本发明公开了一种以梯度采样数据为主、少量低频系数为辅来传输视觉信息的视频图像传输方法。梯度采样数据由梯度数据经过随机投影产生。相比于直接传输梯度数据,本发明提出的传送梯度采样数据可以明显减小传输数据量,适应信道带宽不足的情况。本发明不仅具有SoftCast的无悬崖效应、能同时服务多个不同信道条件下的客户端的优点,而且能达到更好的视觉效果,能适应于不同的信道信噪比和带宽环境。

Description

一种基于梯度采样信息的视频图像传输方案
技术领域
本发明涉及视觉传输领域,特别是图像/视频的无线传输领域,更进一步的涉及基于视觉特性的图像/视频无线软传输方案。
背景技术
传统数字图像传输方案一般将像素值或DCT系数作为传输对象,如图1所示,输入图像经过变换(T)、量化(Q)、变长编码(VLC)成为码流,通过前向纠错(FEC)进行保护,映射到正交振幅调制(QAM)上进行正交频分复用(OFDM)传输。其编码端需要进行信道估计来选取适当的码率。如果信道容量低于某一阈值,解码端性能会急剧下降;而如果高于这一阈值,解码性能也难有提升,这就是所谓的“悬崖效应”。
为了克服“悬崖效应”,MIT的研究人员提出软传输方案SoftCast。如图2所示,SoftCast的编码过程没有量化和熵编码,取而代之的是简单的对图像信号的线性变换;不是发送01码流,而是发送实系数流。此外,SoftCast也没有信道编码,实系数被直接调制到64k-QAM来进行OFDM传输。在传输过程中,被传送的数据不可避免会受噪声污染,噪声强度与信道信噪比(CSNR)有关。SoftCast的主要优点在于,在很广的CSNR范围内,它的传输性能随CSNR的波动而优雅地变化,并且可以同时服务多个不同信道条件下的客户端。
传统的传输方案和SoftCast都以最小化图像像素值的失真为目的,这有一定道理,但很多时候像素值的保真度与人的视觉感受并不一致。近期研究表明,图像的梯度相似性能更好地反映图像的视觉保真度。受以上研究工作的启发,提出了通过传送图像梯度数据传输视觉信息。但是,由于梯度数据一般包括水平方向梯度和竖直方向梯度,梯度数据量是原图像数据量的两倍,所以,在信道带宽受限的情况下,有可能不允许传输所有的梯度数据。这种情况下,如果简单地丢弃某个方向上的梯度数据,在接收端很难达到良好的重构效果,如图3所示,(a)表示原图;(b)表示仅采用水平梯度数据重构结果;(c)表示仅采用竖直梯度数据重构结果。

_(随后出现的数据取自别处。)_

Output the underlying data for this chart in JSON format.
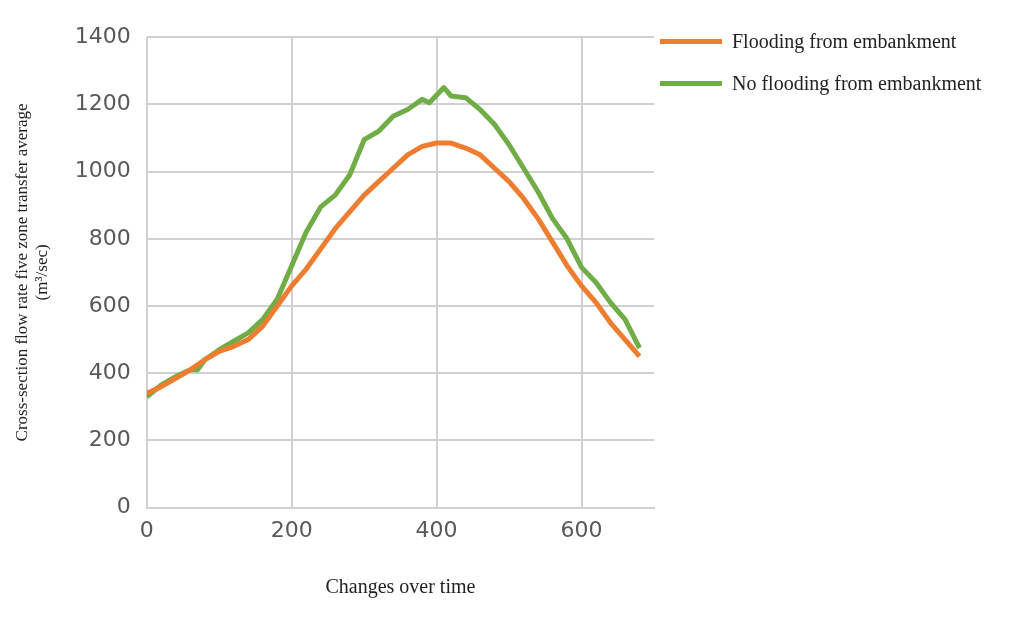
{
  "chart_data": {
    "type": "line",
    "xlabel": "Changes over time",
    "ylabel": "Cross-section flow rate five zone transfer average\n(m³/sec)",
    "xlim": [
      0,
      700
    ],
    "xticks": [
      0,
      200,
      400,
      600
    ],
    "ylim": [
      0,
      1400
    ],
    "yticks": [
      0,
      200,
      400,
      600,
      800,
      1000,
      1200,
      1400
    ],
    "grid": true,
    "legend": "top right",
    "marker": "none",
    "line_style": "solid",
    "series": [
      {
        "name": "Flooding from embankment",
        "color": "#ed7d31",
        "x": [
          0,
          20,
          40,
          60,
          80,
          100,
          120,
          140,
          160,
          180,
          200,
          220,
          240,
          260,
          280,
          300,
          320,
          340,
          360,
          380,
          400,
          420,
          440,
          460,
          480,
          500,
          520,
          540,
          560,
          580,
          600,
          620,
          640,
          660,
          680
        ],
        "values": [
          340,
          360,
          385,
          410,
          440,
          465,
          480,
          500,
          540,
          600,
          660,
          710,
          770,
          830,
          880,
          930,
          970,
          1010,
          1050,
          1075,
          1085,
          1085,
          1070,
          1050,
          1010,
          970,
          920,
          860,
          790,
          720,
          660,
          610,
          550,
          500,
          450
        ]
      },
      {
        "name": "No flooding from embankment",
        "color": "#70ad47",
        "x": [
          0,
          20,
          40,
          60,
          70,
          80,
          100,
          120,
          140,
          160,
          180,
          200,
          220,
          240,
          260,
          280,
          300,
          320,
          340,
          360,
          380,
          390,
          410,
          420,
          440,
          460,
          480,
          500,
          520,
          540,
          560,
          580,
          600,
          620,
          640,
          660,
          680
        ],
        "values": [
          330,
          365,
          390,
          410,
          410,
          440,
          470,
          495,
          520,
          560,
          620,
          720,
          820,
          895,
          930,
          990,
          1095,
          1120,
          1165,
          1185,
          1215,
          1205,
          1250,
          1225,
          1220,
          1185,
          1140,
          1080,
          1010,
          940,
          860,
          800,
          715,
          670,
          610,
          560,
          475
        ]
      }
    ]
  }
}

当需要大幅压缩数据量而不明显影响图像重构质量时,压缩感知是一种很有效的工具。压缩感知理论说明,只要信号在某个域(如小波域)稀疏,则它可以在经过比奈奎斯特采样率更低的下采样后有效地恢复。假设x为图像信号,Φ为测量矩阵,则测量值y=Φx。由于图像信号通常在某种变换域具有良好的稀疏性,x一般都能通过求解凸优化问题被很好地重构。但是,如果在无线信道中直接传送图像像素域的压缩感知测量值,会要求很高的能量,而且在噪声干扰下非常不稳定。
发明内容
本发明要解决的技术问题是设计一种新的图像软传输方案,使之在接收端的重构图像达到更好的视觉质量,并且能够适应信道带宽受限的情况。本发明的目的是通过以下技术方案实现的。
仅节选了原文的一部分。